THE WHOLE THING was nothing short of indescribable. How to fix in words, for instance, the mesmeric effect on the palate of the ‘Torta Barozzi’,
baked at the Pasticceria Gollini in Vignola, near Modena, since 1887? To employ the term ‘fudge’ would be, quite frankly, fudging it — I can think of nothing in Anglo-American gastronomic nomenclature that even begins to describe this cake, named after the town’s favourite son, Renaissance architect Jacopo Barozzi, known as ‘Il Vignola’. How to fix in words the practised movement with which Paola, great-granddaughter of the cake’s inventor, Eugenio Gollini, peeled back the shimmering silver foil of that fragrant cake? Perhaps by saying that its dignified insouciance, straight out of Toulouse-Lautrec, was reminiscent of Jane Avril, raising her skirts to adjust a garter?

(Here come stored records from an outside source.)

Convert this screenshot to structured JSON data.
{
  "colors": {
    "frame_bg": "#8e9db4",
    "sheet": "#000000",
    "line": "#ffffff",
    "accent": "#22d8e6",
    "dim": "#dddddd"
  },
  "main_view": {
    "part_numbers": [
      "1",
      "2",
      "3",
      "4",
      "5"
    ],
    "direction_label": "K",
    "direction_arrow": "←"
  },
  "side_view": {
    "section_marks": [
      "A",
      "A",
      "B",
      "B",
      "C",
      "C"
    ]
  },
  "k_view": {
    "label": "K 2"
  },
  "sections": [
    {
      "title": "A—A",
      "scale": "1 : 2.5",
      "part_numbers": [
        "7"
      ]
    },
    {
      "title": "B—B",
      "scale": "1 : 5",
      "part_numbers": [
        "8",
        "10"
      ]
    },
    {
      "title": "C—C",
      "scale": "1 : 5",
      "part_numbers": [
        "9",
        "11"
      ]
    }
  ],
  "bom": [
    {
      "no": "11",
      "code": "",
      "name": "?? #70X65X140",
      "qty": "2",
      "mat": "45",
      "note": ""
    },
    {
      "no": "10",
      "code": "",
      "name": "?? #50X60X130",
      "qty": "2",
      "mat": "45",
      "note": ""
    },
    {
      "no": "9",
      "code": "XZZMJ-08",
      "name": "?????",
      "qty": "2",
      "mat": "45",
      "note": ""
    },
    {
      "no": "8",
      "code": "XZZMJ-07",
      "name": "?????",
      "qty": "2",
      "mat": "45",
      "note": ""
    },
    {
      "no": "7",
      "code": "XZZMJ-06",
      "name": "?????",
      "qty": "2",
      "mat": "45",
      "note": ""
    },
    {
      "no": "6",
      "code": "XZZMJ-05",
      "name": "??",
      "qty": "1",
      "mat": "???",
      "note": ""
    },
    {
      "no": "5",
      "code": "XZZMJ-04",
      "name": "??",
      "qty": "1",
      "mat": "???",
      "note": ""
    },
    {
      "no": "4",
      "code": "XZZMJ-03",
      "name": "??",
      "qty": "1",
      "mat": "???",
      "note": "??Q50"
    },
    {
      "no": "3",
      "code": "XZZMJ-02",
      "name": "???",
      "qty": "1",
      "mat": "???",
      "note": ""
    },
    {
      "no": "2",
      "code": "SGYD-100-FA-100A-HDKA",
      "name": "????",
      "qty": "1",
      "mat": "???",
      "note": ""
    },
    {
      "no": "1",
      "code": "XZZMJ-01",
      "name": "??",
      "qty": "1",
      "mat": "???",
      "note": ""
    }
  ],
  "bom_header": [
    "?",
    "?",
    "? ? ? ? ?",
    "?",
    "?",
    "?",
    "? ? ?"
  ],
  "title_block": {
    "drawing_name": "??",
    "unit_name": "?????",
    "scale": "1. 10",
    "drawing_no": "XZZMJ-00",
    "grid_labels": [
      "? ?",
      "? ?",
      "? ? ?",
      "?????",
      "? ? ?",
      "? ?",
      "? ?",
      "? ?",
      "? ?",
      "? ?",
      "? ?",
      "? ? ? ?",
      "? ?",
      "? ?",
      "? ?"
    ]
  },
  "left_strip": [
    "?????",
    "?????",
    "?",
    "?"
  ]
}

As in a jeweller’s, where no sooner is the feminine eye seduced by the gleam of emerald than it yields to the sheen of pearl, in another passage of this gastronomic Alhambra — actually, Florence’s oldest railway station, the Leopolda, now an exhibition hall — hams from Arezzo gave way to Emilia sausages, and the sausages to Lazio cheeses, with a dizzying, kaleidoscopic profligacy. I sincerely hope that the shape of Enzo Recco, ‘master ager of provolone cheeses from Formia’, in crisp white apron and cap, is before me in my dying hour. I want to see him atop a pyramid of his mandarin-shaped cheeses, each an amber-coloured, bulbous mandarone of some 30 kilograms, signed in red ink by the taciturn maestro.
And if not old Enzo with that pungent profumo intenso e soavemente piccante of his, I would be just as happy in death were it perfumed for me by the salamis and bacons of Scherzerino, from Itri, halfway between Rome and Naples along the Appian Way, especially their pancetta alle erbe infused with sweet Muscat wine, their salsiccia al coriandolo stagionata made with chili and coriander, and their capocollo. To think that there was once a time in my life when I knew no taste more subtle than that of lardo di Colonnata!
I have said nothing of the wines that streamed all round me like the rivers of some louche paradise, but I want to end as I began — on a social rather than an epicurean note. Did you know that the original title of Fellini’s La Dolce Vita was Bella Confusione? The Italians really are the masters of turning a pretty kettle of fish into a historic bouillabaisse.